Liberal Theory of Minority Rights
The Myth of State Neutrality and Ethnocultural Justice
DOI:
https://doi.org/10.14712/12128112.3899Abstract
This article is a part of a wider work and it’s ambition is to undertake a journey through contemporary landscape of issues related to immigration problems. These problems have many pressing sides: they are challenging, both from the point of view of a current political agenda, as well as from the point of view of predominantly theoretical perspective. They involve questions like: what is a concrete society based on, is there such a basis, what is the meaning and justification of borders in a nowadays liberal state, is the immigration issue related to security and how, what is the meaning and value of nation-state concept, but also of the welfare state concept, why are some societies more open for multiculturalism than the others etc. But at the same time there is a strong debate from a purely theoretical point of view, namely from the perspective of liberal theory, involving also some basic issues describing current state of affairs within the liberal states as such. Here I have in mind the following: dominance of instrumental reason over all other powers of mind, civic privatism as its corresponding political reflection and social atomism on the level of individuals. The way I see it, these three points laid a basis for a strong self-understanding of the Western liberal societies, which affect heavily their relationship to outsiders, as well as the denizens. At the same time, I try to approach this question by restricting to one group and description of how liberal theory of minority rights, mainly in Kymlicka’s version, affect its meaning and position in the society. This group are immigrants.
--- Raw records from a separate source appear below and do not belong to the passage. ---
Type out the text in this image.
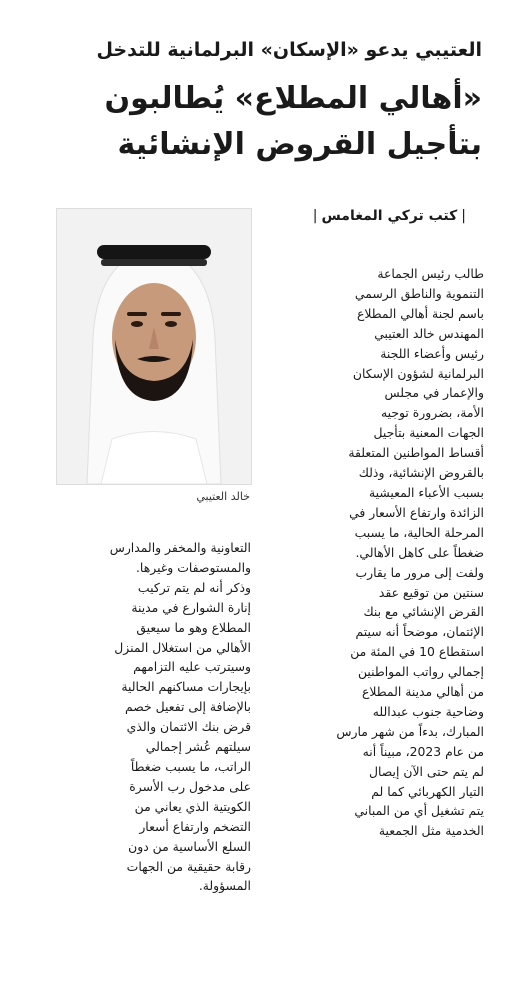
العتيبي يدعو «الإسكان» البرلمانية للتدخل
«أهالي المطلاع» يُطالبون
بتأجيل القروض الإنشائية
|كتب تركي المغامس|
خالد العتيبي
طالب رئيس الجماعة
التنموية والناطق الرسمي
باسم لجنة أهالي المطلاع
المهندس خالد العتيبي
رئيس وأعضاء اللجنة
البرلمانية لشؤون الإسكان
والإعمار في مجلس
الأمة، بضرورة توجيه
الجهات المعنية بتأجيل
أقساط المواطنين المتعلقة
بالقروض الإنشائية، وذلك
بسبب الأعباء المعيشية
الزائدة وارتفاع الأسعار في
المرحلة الحالية، ما يسبب
ضغطاً على كاهل الأهالي.
ولفت إلى مرور ما يقارب
سنتين من توقيع عقد
القرض الإنشائي مع بنك
الإئتمان، موضحاً أنه سيتم
استقطاع 10 في المئة من
إجمالي رواتب المواطنين
من أهالي مدينة المطلاع
وضاحية جنوب عبدالله
المبارك، بدءاً من شهر مارس
من عام 2023، مبيناً أنه
لم يتم حتى الآن إيصال
التيار الكهربائي كما لم
يتم تشغيل أي من المباني
الخدمية مثل الجمعية
التعاونية والمخفر والمدارس
والمستوصفات وغيرها.
وذكر أنه لم يتم تركيب
إنارة الشوارع في مدينة
المطلاع وهو ما سيعيق
الأهالي من استغلال المنزل
وسيترتب عليه التزامهم
بإيجارات مساكنهم الحالية
بالإضافة إلى تفعيل خصم
قرض بنك الائتمان والذي
سيلتهم عُشر إجمالي
الراتب، ما يسبب ضغطاً
على مدخول رب الأسرة
الكويتية الذي يعاني من
التضخم وارتفاع أسعار
السلع الأساسية من دون
رقابة حقيقية من الجهات
المسؤولة.
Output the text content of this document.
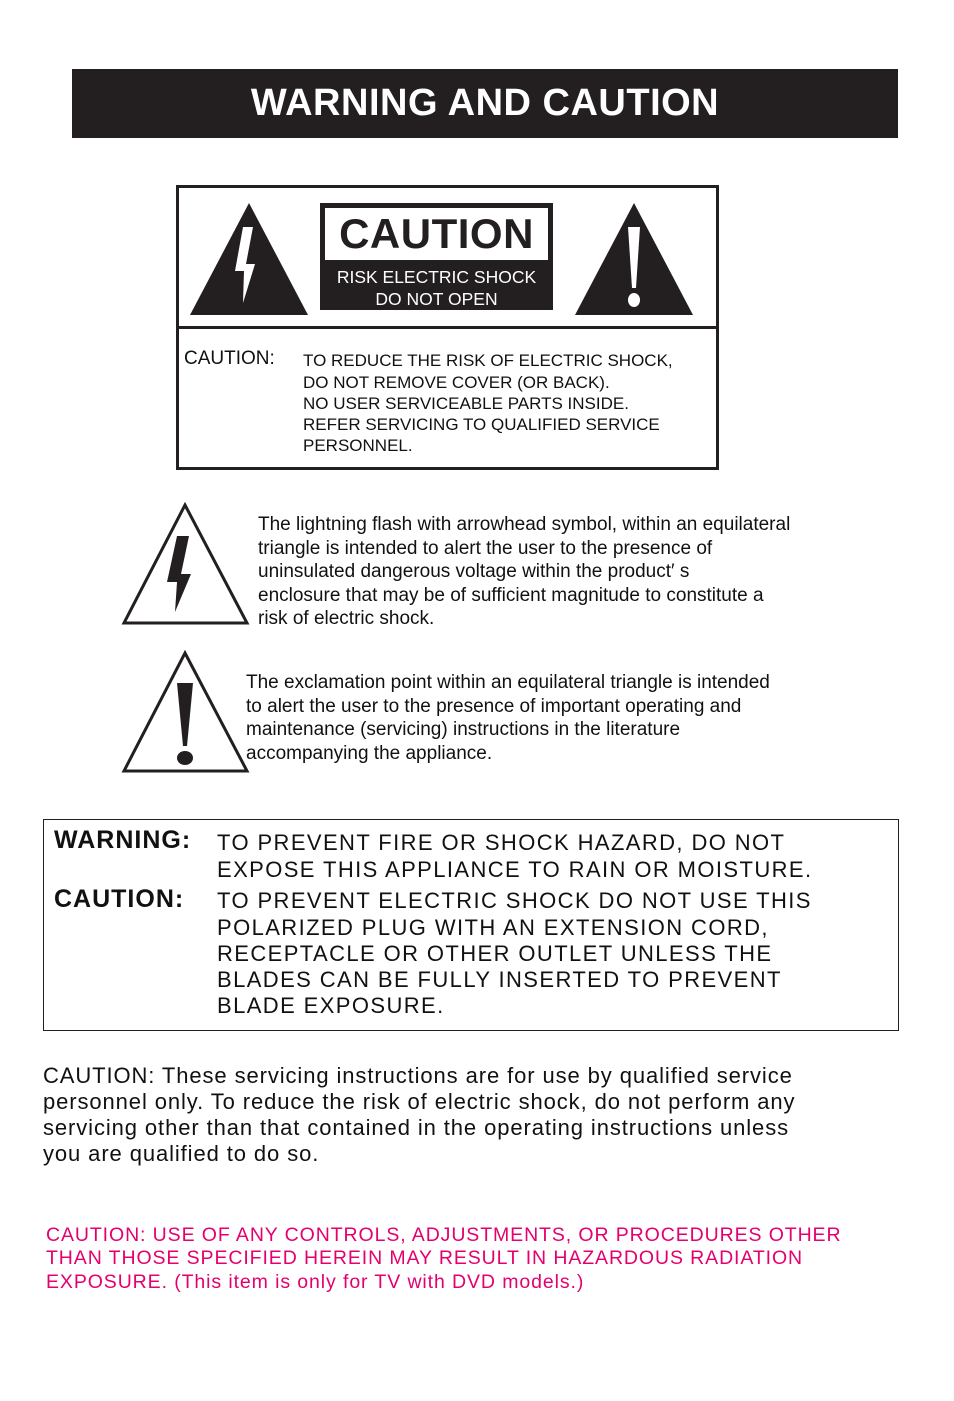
WARNING AND CAUTION
CAUTION
RISK ELECTRIC SHOCK
DO NOT OPEN
CAUTION: TO REDUCE THE RISK OF ELECTRIC SHOCK,
DO NOT REMOVE COVER (OR BACK).
NO USER SERVICEABLE PARTS INSIDE.
REFER SERVICING TO QUALIFIED SERVICE
PERSONNEL.
The lightning flash with arrowhead symbol, within an equilateral
triangle is intended to alert the user to the presence of
uninsulated dangerous voltage within the product′ s
enclosure that may be of sufficient magnitude to constitute a
risk of electric shock.
The exclamation point within an equilateral triangle is intended
to alert the user to the presence of important operating and
maintenance (servicing) instructions in the literature
accompanying the appliance.
WARNING: TO PREVENT FIRE OR SHOCK HAZARD, DO NOT
EXPOSE THIS APPLIANCE TO RAIN OR MOISTURE.
CAUTION: TO PREVENT ELECTRIC SHOCK DO NOT USE THIS
POLARIZED PLUG WITH AN EXTENSION CORD,
RECEPTACLE OR OTHER OUTLET UNLESS THE
BLADES CAN BE FULLY INSERTED TO PREVENT
BLADE EXPOSURE.
CAUTION: These servicing instructions are for use by qualified service
personnel only. To reduce the risk of electric shock, do not perform any
servicing other than that contained in the operating instructions unless
you are qualified to do so.
CAUTION: USE OF ANY CONTROLS, ADJUSTMENTS, OR PROCEDURES OTHER
THAN THOSE SPECIFIED HEREIN MAY RESULT IN HAZARDOUS RADIATION
EXPOSURE. (This item is only for TV with DVD models.)
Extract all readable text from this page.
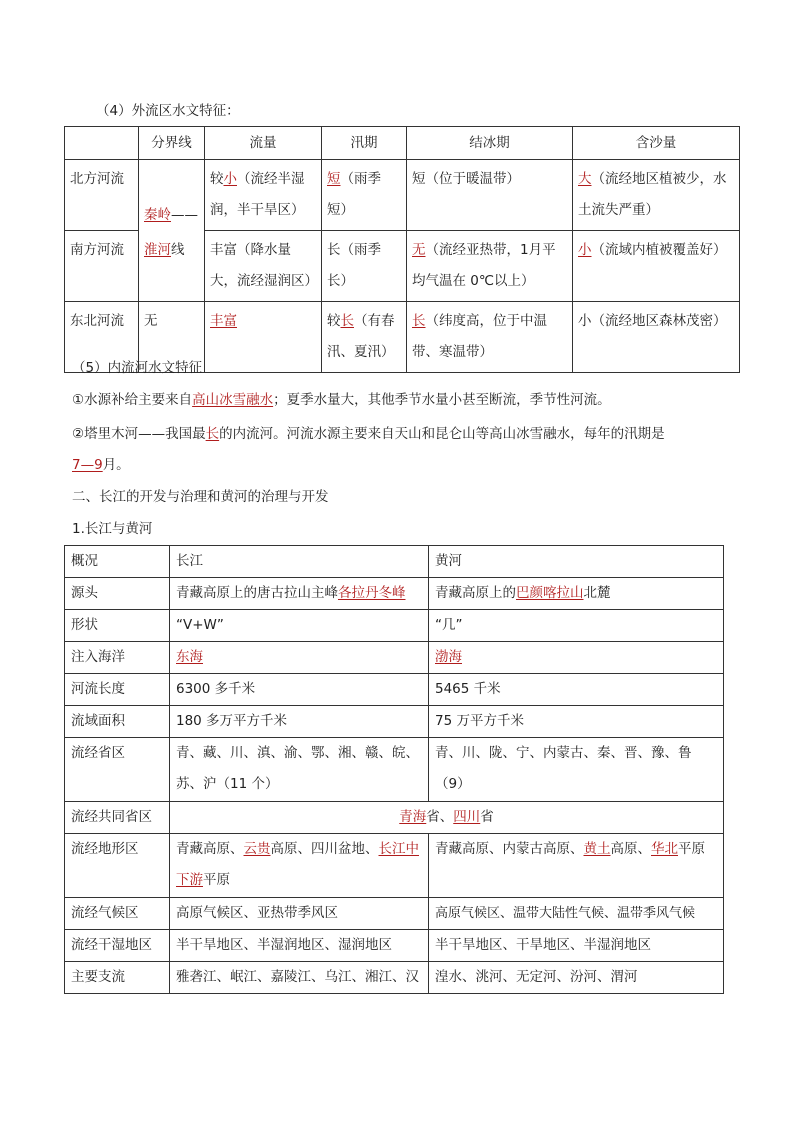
（4）外流区水文特征：
	分界线	流量	汛期	结冰期	含沙量
北方河流	秦岭——	较小（流经半湿润，半干旱区）	短（雨季短）	短（位于暖温带）	大（流经地区植被少，水土流失严重）
南方河流	淮河线	丰富（降水量大，流经湿润区）	长（雨季长）	无（流经亚热带，1月平均气温在 0℃以上）	小（流域内植被覆盖好）
东北河流	无	丰富	较长（有春汛、夏汛）	长（纬度高，位于中温带、寒温带）	小（流经地区森林茂密）
（5）内流河水文特征
①水源补给主要来自高山冰雪融水；夏季水量大，其他季节水量小甚至断流，季节性河流。
②塔里木河——我国最长的内流河。河流水源主要来自天山和昆仑山等高山冰雪融水，每年的汛期是
7—9月。
二、长江的开发与治理和黄河的治理与开发
1.长江与黄河
概况	长江	黄河
源头	青藏高原上的唐古拉山主峰各拉丹冬峰	青藏高原上的巴颜喀拉山北麓
形状	“V+W”	“几”
注入海洋	东海	渤海
河流长度	6300 多千米	5465 千米
流域面积	180 多万平方千米	75 万平方千米
流经省区	青、藏、川、滇、渝、鄂、湘、赣、皖、苏、沪（11 个）	青、川、陇、宁、内蒙古、秦、晋、豫、鲁（9）
流经共同省区	青海省、四川省	
流经地形区	青藏高原、云贵高原、四川盆地、长江中下游平原	青藏高原、内蒙古高原、黄土高原、华北平原
流经气候区	高原气候区、亚热带季风区	高原气候区、温带大陆性气候、温带季风气候
流经干湿地区	半干旱地区、半湿润地区、湿润地区	半干旱地区、干旱地区、半湿润地区
主要支流	雅砻江、岷江、嘉陵江、乌江、湘江、汉	湟水、洮河、无定河、汾河、渭河
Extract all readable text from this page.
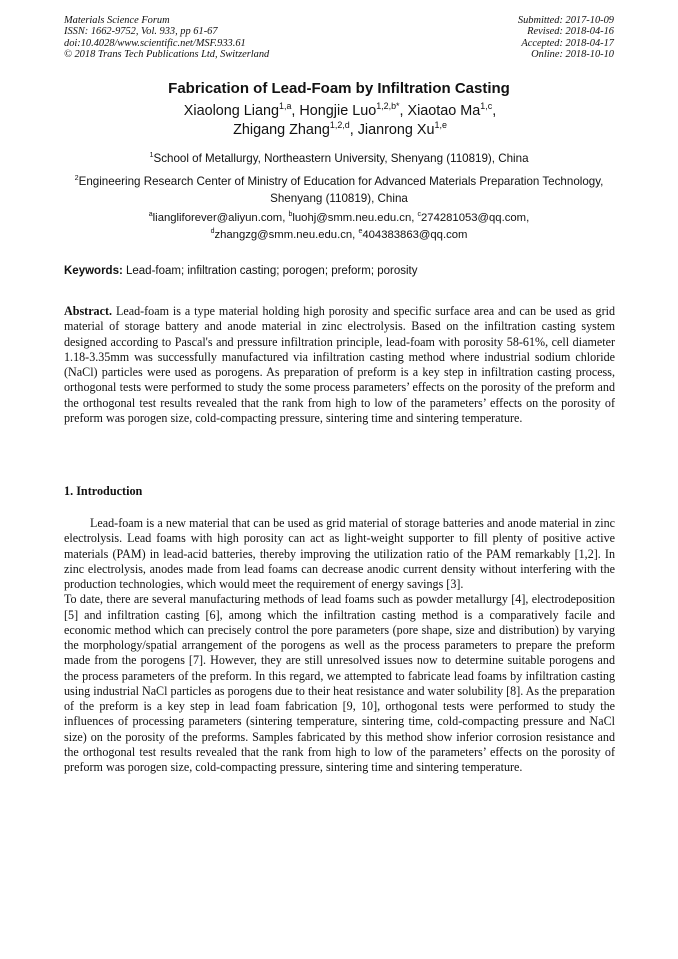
Materials Science Forum
ISSN: 1662-9752, Vol. 933, pp 61-67
doi:10.4028/www.scientific.net/MSF.933.61
© 2018 Trans Tech Publications Ltd, Switzerland
Submitted: 2017-10-09
Revised: 2018-04-16
Accepted: 2018-04-17
Online: 2018-10-10
Fabrication of Lead-Foam by Infiltration Casting
Xiaolong Liang$^{1,a}$, Hongjie Luo$^{1,2,b*}$, Xiaotao Ma$^{1,c}$,
Zhigang Zhang$^{1,2,d}$, Jianrong Xu$^{1,e}$
$^1$School of Metallurgy, Northeastern University, Shenyang (110819), China
$^2$Engineering Research Center of Ministry of Education for Advanced Materials Preparation Technology, Shenyang (110819), China
$^a$liangliforever@aliyun.com, $^b$luohj@smm.neu.edu.cn, $^c$274281053@qq.com,
$^d$zhangzg@smm.neu.edu.cn, $^e$404383863@qq.com
Keywords: Lead-foam; infiltration casting; porogen; preform; porosity

Abstract. Lead-foam is a type material holding high porosity and specific surface area and can be used as grid material of storage battery and anode material in zinc electrolysis. Based on the infiltration casting system designed according to Pascal's and pressure infiltration principle, lead-foam with porosity 58-61%, cell diameter 1.18-3.35mm was successfully manufactured via infiltration casting method where industrial sodium chloride (NaCl) particles were used as porogens. As preparation of preform is a key step in infiltration casting process, orthogonal tests were performed to study the some process parameters’ effects on the porosity of the preform and the orthogonal test results revealed that the rank from high to low of the parameters’ effects on the porosity of preform was porogen size, cold-compacting pressure, sintering time and sintering temperature.

1. Introduction

Lead-foam is a new material that can be used as grid material of storage batteries and anode material in zinc electrolysis. Lead foams with high porosity can act as light-weight supporter to fill plenty of positive active materials (PAM) in lead-acid batteries, thereby improving the utilization ratio of the PAM remarkably [1,2]. In zinc electrolysis, anodes made from lead foams can decrease anodic current density without interfering with the production technologies, which would meet the requirement of energy savings [3].

To date, there are several manufacturing methods of lead foams such as powder metallurgy [4], electrodeposition [5] and infiltration casting [6], among which the infiltration casting method is a comparatively facile and economic method which can precisely control the pore parameters (pore shape, size and distribution) by varying the morphology/spatial arrangement of the porogens as well as the process parameters to prepare the preform made from the porogens [7]. However, they are still unresolved issues now to determine suitable porogens and the process parameters of the preform. In this regard, we attempted to fabricate lead foams by infiltration casting using industrial NaCl particles as porogens due to their heat resistance and water solubility [8]. As the preparation of the preform is a key step in lead foam fabrication [9, 10], orthogonal tests were performed to study the influences of processing parameters (sintering temperature, sintering time, cold-compacting pressure and NaCl size) on the porosity of the preforms. Samples fabricated by this method show inferior corrosion resistance and the orthogonal test results revealed that the rank from high to low of the parameters’ effects on the porosity of preform was porogen size, cold-compacting pressure, sintering time and sintering temperature.
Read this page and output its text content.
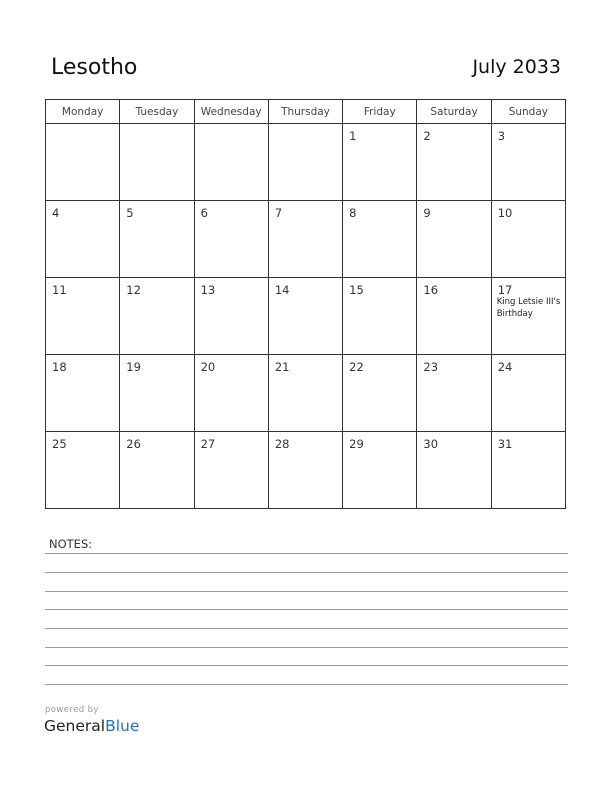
Lesotho	July 2033
Monday	Tuesday	Wednesday	Thursday	Friday	Saturday	Sunday

				1	2	3

4	5	6	7	8	9	10

11	12	13	14	15	16	17
King Letsie III's Birthday

18	19	20	21	22	23	24

25	26	27	28	29	30	31
NOTES:
powered by
GeneralBlue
The group fits into general dynamics of majority/minority relationship, it is, however, especially interesting, because: 1. unlike national minority, it cannot claim the degree of autonomy stemming from participating in the national myth of a long presence on a certain territory and 2. unlike refugees or asylum seekers, it cannot rely on external state help to a significant degree. I am going to refer to them as denizens, because it seems that their most important feature in the functioning of society is exactly the lack of access to political life, due to the lack of citizenship.